Cruise: Does Scientology need a new pitchman?
"Mom! Tom Cruise is scaring people again!
"Mom! Tom Cruise is scaring people again!” said Neely Tucker in The Washington Post. Just as we’d recovered from the spectacle of Cruise ranting against psychiatric drugs on the Today show, or jumping on Oprah Winfrey’s couch to declare his love for Katie Holmes, a nine-minute video of Cruise promoting the Church of Scientology hits the Internet. Between bursts of maniacal laughter and karate chops for emphasis, a “barely blinking” Cruise explains how Scientologists are incapable of driving past a traffic accident because “you know you’re the only one who can really help.” He speaks wistfully of a world free of “SPs” (Suppressive Persons), and he alerts his co-religionists that “Being a Scientologist, people are turning to you, and you better know it!” I found it all quite fascinating, but “now I can’t sleep without the light on.”

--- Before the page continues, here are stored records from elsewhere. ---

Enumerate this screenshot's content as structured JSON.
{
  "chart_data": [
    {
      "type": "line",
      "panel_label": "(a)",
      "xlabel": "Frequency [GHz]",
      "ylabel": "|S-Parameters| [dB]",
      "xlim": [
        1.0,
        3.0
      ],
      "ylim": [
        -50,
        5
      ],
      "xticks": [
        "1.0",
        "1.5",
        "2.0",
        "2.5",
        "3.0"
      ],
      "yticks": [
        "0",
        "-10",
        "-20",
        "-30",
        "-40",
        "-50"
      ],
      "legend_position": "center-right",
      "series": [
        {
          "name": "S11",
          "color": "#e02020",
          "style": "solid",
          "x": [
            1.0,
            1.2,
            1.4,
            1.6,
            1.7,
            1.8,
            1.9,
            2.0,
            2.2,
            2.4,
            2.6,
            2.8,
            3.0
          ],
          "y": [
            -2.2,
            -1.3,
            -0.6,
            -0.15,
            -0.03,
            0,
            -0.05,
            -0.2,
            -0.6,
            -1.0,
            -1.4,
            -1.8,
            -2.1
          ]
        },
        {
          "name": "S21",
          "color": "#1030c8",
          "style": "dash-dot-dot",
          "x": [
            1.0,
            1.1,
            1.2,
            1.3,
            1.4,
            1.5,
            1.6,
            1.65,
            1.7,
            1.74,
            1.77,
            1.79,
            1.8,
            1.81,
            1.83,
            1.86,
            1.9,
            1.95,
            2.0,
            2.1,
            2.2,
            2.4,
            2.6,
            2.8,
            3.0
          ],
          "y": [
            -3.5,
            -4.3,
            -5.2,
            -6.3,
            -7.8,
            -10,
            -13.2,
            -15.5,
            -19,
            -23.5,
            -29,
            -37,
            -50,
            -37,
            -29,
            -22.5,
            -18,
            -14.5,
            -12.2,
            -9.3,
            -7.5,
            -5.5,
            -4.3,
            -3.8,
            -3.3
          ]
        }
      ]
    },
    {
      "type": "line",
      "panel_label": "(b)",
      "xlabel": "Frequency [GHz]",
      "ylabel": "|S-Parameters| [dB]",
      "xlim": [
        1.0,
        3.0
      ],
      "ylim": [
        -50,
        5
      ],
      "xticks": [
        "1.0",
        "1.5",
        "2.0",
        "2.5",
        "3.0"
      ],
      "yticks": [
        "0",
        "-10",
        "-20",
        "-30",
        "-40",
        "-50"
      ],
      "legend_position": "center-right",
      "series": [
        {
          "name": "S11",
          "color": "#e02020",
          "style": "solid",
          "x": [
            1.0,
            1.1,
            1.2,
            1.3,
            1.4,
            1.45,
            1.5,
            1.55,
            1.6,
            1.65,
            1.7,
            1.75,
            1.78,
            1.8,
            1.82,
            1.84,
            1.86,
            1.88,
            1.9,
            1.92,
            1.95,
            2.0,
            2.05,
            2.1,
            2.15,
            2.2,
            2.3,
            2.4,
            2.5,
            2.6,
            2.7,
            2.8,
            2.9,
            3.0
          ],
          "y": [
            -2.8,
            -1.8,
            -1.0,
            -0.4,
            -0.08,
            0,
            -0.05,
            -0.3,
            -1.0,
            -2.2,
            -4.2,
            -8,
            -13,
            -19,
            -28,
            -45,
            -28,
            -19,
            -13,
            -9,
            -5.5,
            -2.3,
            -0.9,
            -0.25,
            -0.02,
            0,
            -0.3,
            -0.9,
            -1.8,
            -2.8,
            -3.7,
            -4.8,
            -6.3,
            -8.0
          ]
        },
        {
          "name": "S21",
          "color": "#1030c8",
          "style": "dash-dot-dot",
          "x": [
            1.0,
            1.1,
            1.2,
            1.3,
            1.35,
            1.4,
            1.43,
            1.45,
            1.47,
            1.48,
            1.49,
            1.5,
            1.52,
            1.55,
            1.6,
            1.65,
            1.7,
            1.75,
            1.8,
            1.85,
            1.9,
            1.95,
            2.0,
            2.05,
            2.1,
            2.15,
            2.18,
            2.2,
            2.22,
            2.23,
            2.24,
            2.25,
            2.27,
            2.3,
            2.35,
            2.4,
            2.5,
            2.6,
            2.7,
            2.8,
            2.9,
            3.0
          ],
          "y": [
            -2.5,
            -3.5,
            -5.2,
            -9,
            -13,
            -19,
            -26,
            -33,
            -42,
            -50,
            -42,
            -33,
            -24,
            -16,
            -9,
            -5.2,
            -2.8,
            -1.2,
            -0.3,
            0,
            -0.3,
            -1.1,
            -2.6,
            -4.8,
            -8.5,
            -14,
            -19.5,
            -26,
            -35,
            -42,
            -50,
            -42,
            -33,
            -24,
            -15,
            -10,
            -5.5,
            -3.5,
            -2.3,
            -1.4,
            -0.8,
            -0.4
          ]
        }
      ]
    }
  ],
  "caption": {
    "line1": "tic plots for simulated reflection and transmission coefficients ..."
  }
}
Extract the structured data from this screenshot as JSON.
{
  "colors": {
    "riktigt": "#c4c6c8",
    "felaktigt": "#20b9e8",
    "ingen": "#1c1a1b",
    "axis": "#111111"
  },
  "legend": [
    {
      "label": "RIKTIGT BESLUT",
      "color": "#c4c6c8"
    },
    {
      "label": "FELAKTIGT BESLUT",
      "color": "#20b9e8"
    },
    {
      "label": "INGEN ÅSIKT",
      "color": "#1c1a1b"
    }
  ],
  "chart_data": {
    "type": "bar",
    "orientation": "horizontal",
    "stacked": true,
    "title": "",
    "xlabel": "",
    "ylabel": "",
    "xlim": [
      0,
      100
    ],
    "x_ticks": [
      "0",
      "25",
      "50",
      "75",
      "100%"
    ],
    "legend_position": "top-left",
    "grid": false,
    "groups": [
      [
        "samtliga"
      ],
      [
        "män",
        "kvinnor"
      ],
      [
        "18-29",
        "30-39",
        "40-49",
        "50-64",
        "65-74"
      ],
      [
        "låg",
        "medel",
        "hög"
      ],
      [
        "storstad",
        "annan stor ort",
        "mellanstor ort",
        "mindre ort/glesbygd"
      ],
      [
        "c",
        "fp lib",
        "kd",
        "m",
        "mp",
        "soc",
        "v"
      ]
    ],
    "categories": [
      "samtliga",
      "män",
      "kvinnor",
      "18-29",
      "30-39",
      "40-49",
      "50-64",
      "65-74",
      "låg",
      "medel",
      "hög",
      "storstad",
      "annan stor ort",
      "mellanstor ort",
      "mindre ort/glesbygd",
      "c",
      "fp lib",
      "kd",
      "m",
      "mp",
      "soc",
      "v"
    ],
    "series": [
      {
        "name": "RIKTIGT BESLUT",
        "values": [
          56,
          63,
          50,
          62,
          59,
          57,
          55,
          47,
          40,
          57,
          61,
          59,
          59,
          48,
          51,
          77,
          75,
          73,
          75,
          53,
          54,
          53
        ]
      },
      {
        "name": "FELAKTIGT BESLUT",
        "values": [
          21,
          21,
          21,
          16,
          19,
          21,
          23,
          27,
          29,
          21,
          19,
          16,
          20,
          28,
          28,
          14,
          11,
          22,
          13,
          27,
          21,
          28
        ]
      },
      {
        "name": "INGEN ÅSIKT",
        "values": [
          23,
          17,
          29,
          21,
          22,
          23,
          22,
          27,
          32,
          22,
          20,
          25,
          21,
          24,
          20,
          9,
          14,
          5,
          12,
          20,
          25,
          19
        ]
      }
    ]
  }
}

It’s also getting harder to watch this guy’s movies, said Jonathan Kay in the Toronto National Post. The “next time I see him on the big screen, I doubt I’ll be able to think about anything other than that disturbing cackle.” The irony is that L. Ron Hubbard, Scientology’s founder, thought that by recruiting celebrities the church could speed up its transition from wacky sci-fi cult to mainstream religion. “In Cruise, though, I’m wondering whether the celebrity strategy hasn’t backfired.” The same can be asked about the church’s clumsy attempt to suppress this video, said Mathew Ingram in the Toronto Globe and Mail. As soon as the video hit the Internet, the church unleashed a salvo of threats to sue, with the predictable effect of vastly inflaming public curiosity. The Scientologists may be, as Cruise claims, the “authorities on the mind,” but they sure don’t seem terribly media-savvy.
It’s almost too easy to make fun of Scientology, said Roger Coombs in the Sydney Daily Telegraph. Yes, we chuckle when we hear Cruise describe Scientology “as the panacea for all the world’s ills.” We guffaw at his assertion that “if you’re a Scientologist, you see things the way they are, you see it in all its glory.” But wait—aren’t these boasts awfully similar to claims that many religions make? At least Scientologists admit their faith was invented by a man, Hubbard—which strikes me as a bit more plausible than, say, the notion that an all-knowing eternal deity handed down His commandments on two stone tablets. So before you accuse Cruise of having descended into madness, ask yourself this: If he had made a similar “video-diatribe” on behalf of Christianity or Islam, “would it seem so outrageous?”